In project management, we frequently live by the schedule. The schedule is a great tool but the resources needed to complete the work need to be in your control. Otherwise, negotiation is required to resolve almost everything.
I remember when I started in project management. My mentor told me that project management was about three things: continuous change management, continuous negotiation and situation management. I remember telling Jack that if those were the three things I was sure it would be a damned boring job. He pointed out that project management wasn’t for the faint of heart. ” If you want to do this, you need to develop a calm manner and a Teflon hide”. That was a typical response from Jack.
Yesterday was one of those days when a project manager just plain ponders a future as a team member instead of project manager. It started when the vendor missed their 09:00 hours appointment. A call to their scheduling office netted about 30 minutes of wait time and 20 minutes of frustration. First, they couldn’t find the appointment. Then, they were sure it was for noon. The only problem was the noon appointment was for March 25th and the technicians showed up on time. So after, what seemed to be an interminable amount of time, they agreed they didn’t actually know when the technicians were going to make an appearance.
At the same time, Joe, one of the best contractors you could meet, was trying to get the carpet installer back to finish the job. He was in and out about 4 times working on small things, not showstoppers, that needed to be completed just to say we were finished. He blew in about 14:30 and I was still sitting on the floor waiting for the technicians with my laptop blaring (if laptop speakers can get that much volume) Bruce Springsteen. He grinned and said “I thought you were working.”

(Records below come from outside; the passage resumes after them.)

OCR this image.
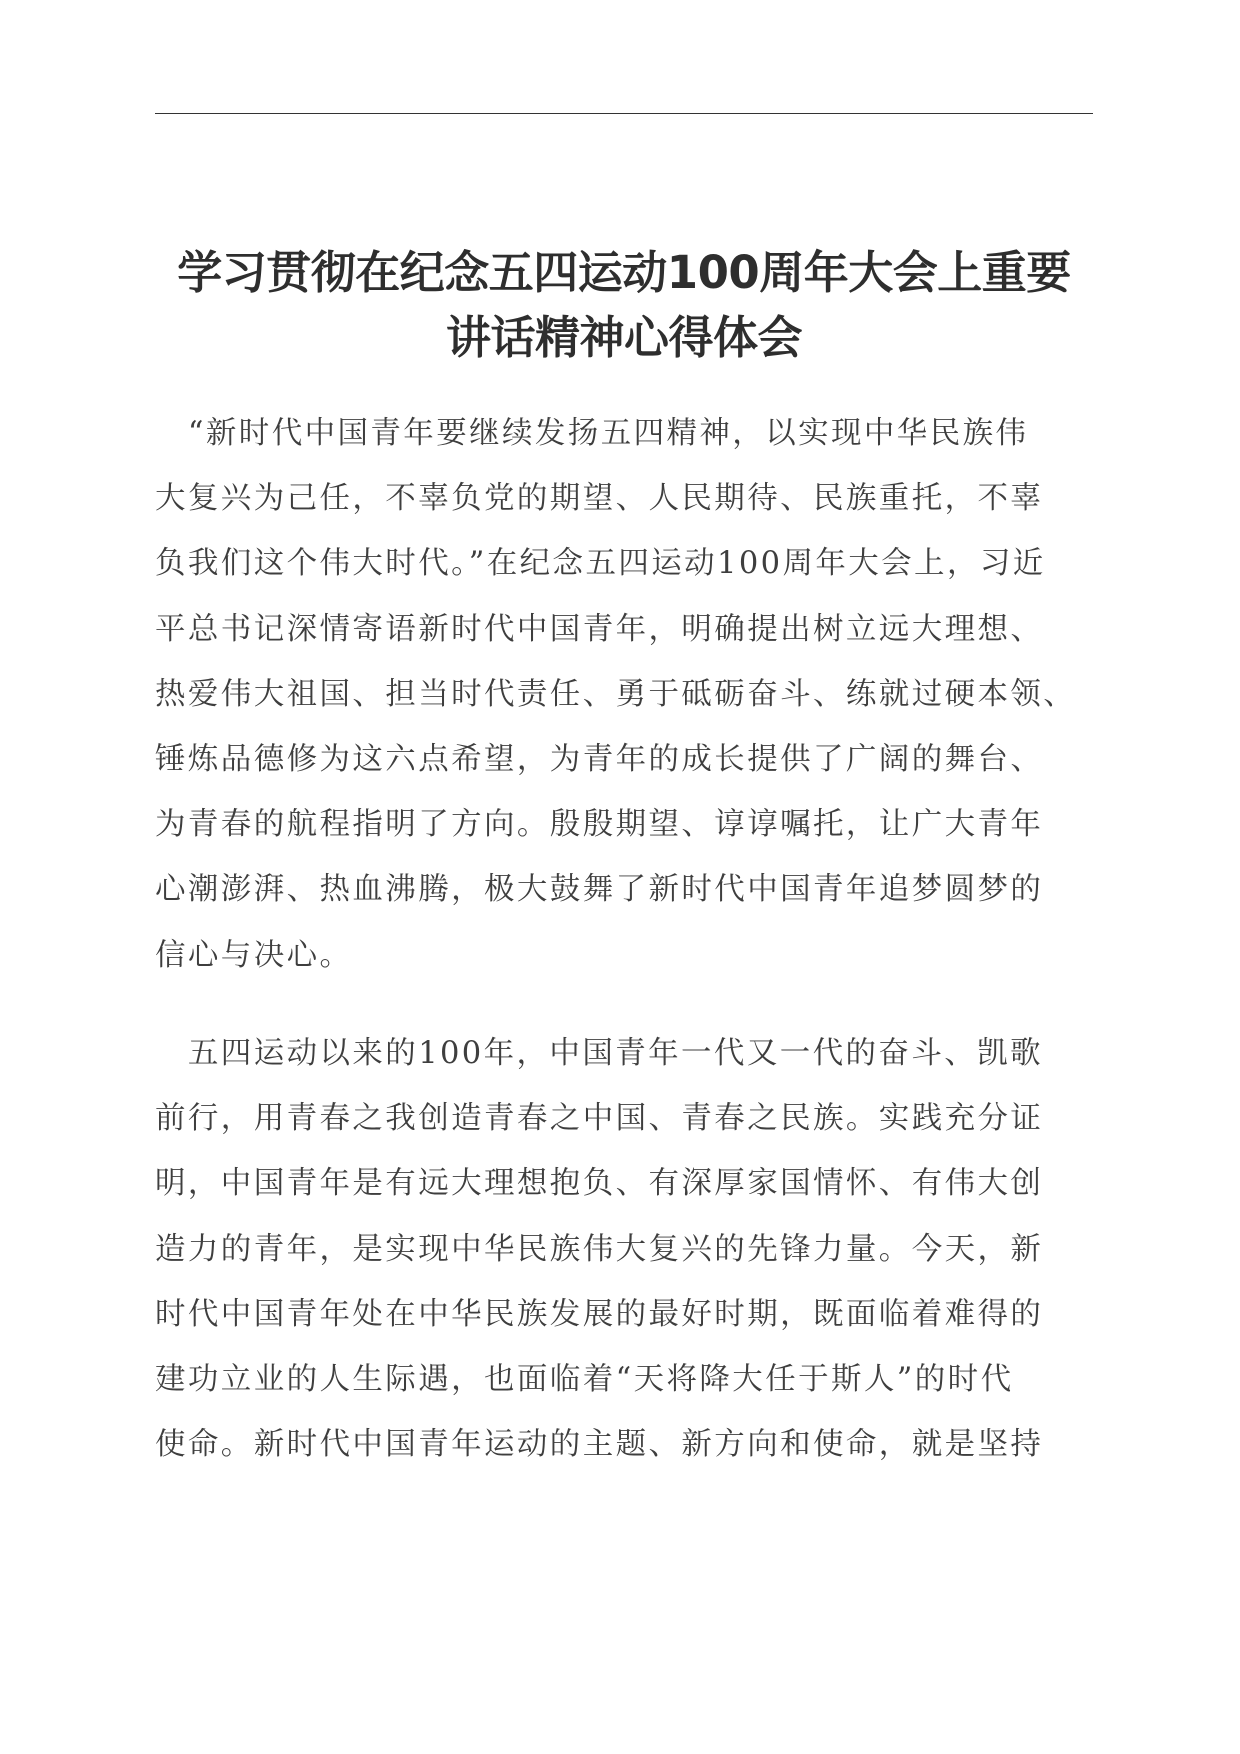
学习贯彻在纪念五四运动100周年大会上重要
讲话精神心得体会
　“新时代中国青年要继续发扬五四精神，以实现中华民族伟
大复兴为己任，不辜负党的期望、人民期待、民族重托，不辜
负我们这个伟大时代。”在纪念五四运动100周年大会上，习近
平总书记深情寄语新时代中国青年，明确提出树立远大理想、
热爱伟大祖国、担当时代责任、勇于砥砺奋斗、练就过硬本领、
锤炼品德修为这六点希望，为青年的成长提供了广阔的舞台、
为青春的航程指明了方向。殷殷期望、谆谆嘱托，让广大青年
心潮澎湃、热血沸腾，极大鼓舞了新时代中国青年追梦圆梦的
信心与决心。
　五四运动以来的100年，中国青年一代又一代的奋斗、凯歌
前行，用青春之我创造青春之中国、青春之民族。实践充分证
明，中国青年是有远大理想抱负、有深厚家国情怀、有伟大创
造力的青年，是实现中华民族伟大复兴的先锋力量。今天，新
时代中国青年处在中华民族发展的最好时期，既面临着难得的
建功立业的人生际遇，也面临着“天将降大任于斯人”的时代
使命。新时代中国青年运动的主题、新方向和使命，就是坚持
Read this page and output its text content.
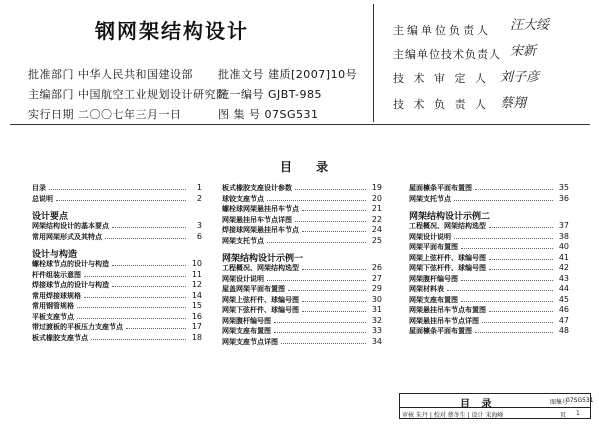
钢网架结构设计
批准部门 中华人民共和国建设部 批准文号 建质[2007]10号
主编部门 中国航空工业规划设计研究院
统一编号 GJBT-985
实行日期 二〇〇七年三月一日	图 集 号 07SG531
主编单位负责人 汪大绥
主编单位技术负责人 宋新
技 术 审 定 人 刘子彦
技 术 负 责 人 蔡翔
目 录
目录	1
总说明	2
设计要点
网架结构设计的基本要点	3
常用网架形式及其特点	6
设计与构造
螺栓球节点的设计与构造	10
杆件组装示意图	11
焊接球节点的设计与构造	12
常用焊接球规格	14
常用钢管规格	15
平板支座节点	16
带过渡板的平板压力支座节点	17
板式橡胶支座节点	18
板式橡胶支座设计参数	19
球铰支座节点	20
螺栓球网架悬挂吊车节点	21
网架悬挂吊车节点详图	22
焊接球网架悬挂吊车节点	24
网架支托节点	25
网架结构设计示例一
工程概况、网架结构选型	26
网架设计说明	27
屋盖网架平面布置图	29
网架上弦杆件、球编号图	30
网架下弦杆件、球编号图	31
网架腹杆编号图	32
网架支座布置图	33
网架支座节点详图	34
屋面檩条平面布置图	35
网架支托节点	36
网架结构设计示例二
工程概况、网架结构选型	37
网架设计说明	38
网架平面布置图	40
网架上弦杆件、球编号图	41
网架下弦杆件、球编号图	42
网架腹杆编号图	43
网架材料表	44
网架支座布置图	45
网架悬挂吊车节点布置图	46
网架悬挂吊车节点详图	47
屋面檩条平面布置图	48
目 录	图集号
07SG531
审核 朱丹 | 校对 蔡冬生 | 设计 宋海峰	页 1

I laughed. I was sitting on the floor (we don’t have any furniture yet), working on my laptop, listening to an eclectic mix of Bruce Springsteen, Harry Chapin, Brad Paisley and Shelby Lynne, and wishing the vendor would just show up. We talked about the problem when sub-contractors don’t show up. The carpet man who has only about 20 square feet left to finish, hadn’t shown up either. We were both waiting for vendors. One of us was on their own time. The time that I spent sitting on the floor waiting for the ISP was out of pocket. Not a big thing, if you can take time off from an employer but very different if you are the employer.
About 14:00 (2pm), I called the customer care center. After 30 minutes on hold, an accidental disconnect (yah! right!), another call, 20 minutes on hold, I found a real life person. After a long discussion, they said “We found it! We weren’t supposed to be there until noon.”. My reply was “that was on March 25th. You were to be here between noon and 16:00 (4:00 pm). You managed that quite well. How is it that you can’t manage between 9:00 and 11:00? ” There was stunned silence on the other end of the phone. Then, the sound of furious keystrokes as the person tried to find out what happened. The next sound was “Can I call you back?” My response was “You can but I’ll be timing the call. I keep a journal so I know where I spend my time.” With that, I hung up the phone.
As I sat on the floor (furniture comes later in the schedule), I wondered what I would have done without a journal and a laptop. I wrote a synopsis of the call in my journal and settle back to wait for the promised return call. I am usually a very calm person but the military taught me that there is a place for carefully orchestrated force.
At 16:00 (4pm), two very cheerful technicians showed up. They were trying to figure out how to complete a 420 minute job in just under 20 minutes. I was surprised because the last time I divided 420 by 60 that equaled 7 hours. The likelihood that we would get a quality installation in 30 minutes when they need to completely removed all traces of a previous installation were some, none and not any.
The end result is that I have internet service in the office. But, if I look out the window, all I see is a free-floating cable that in a good gale is going to be like a whip in the wind. Quality obviously was sacrificed to meet the schedule. The interesting thing is I was never asked to sign a release. But, it is documented in my journal.
The golden nugget is “as a project manager, you never have 100% control. But, if you have documentation of actual events, you are in the driver’s seat. 90% of the time, what no one documents details.” I will use my journal to get 6 months free internet service and if I am feeling cranky, free telephone for a few months as well.
BTW, I never received the call back. Go figure.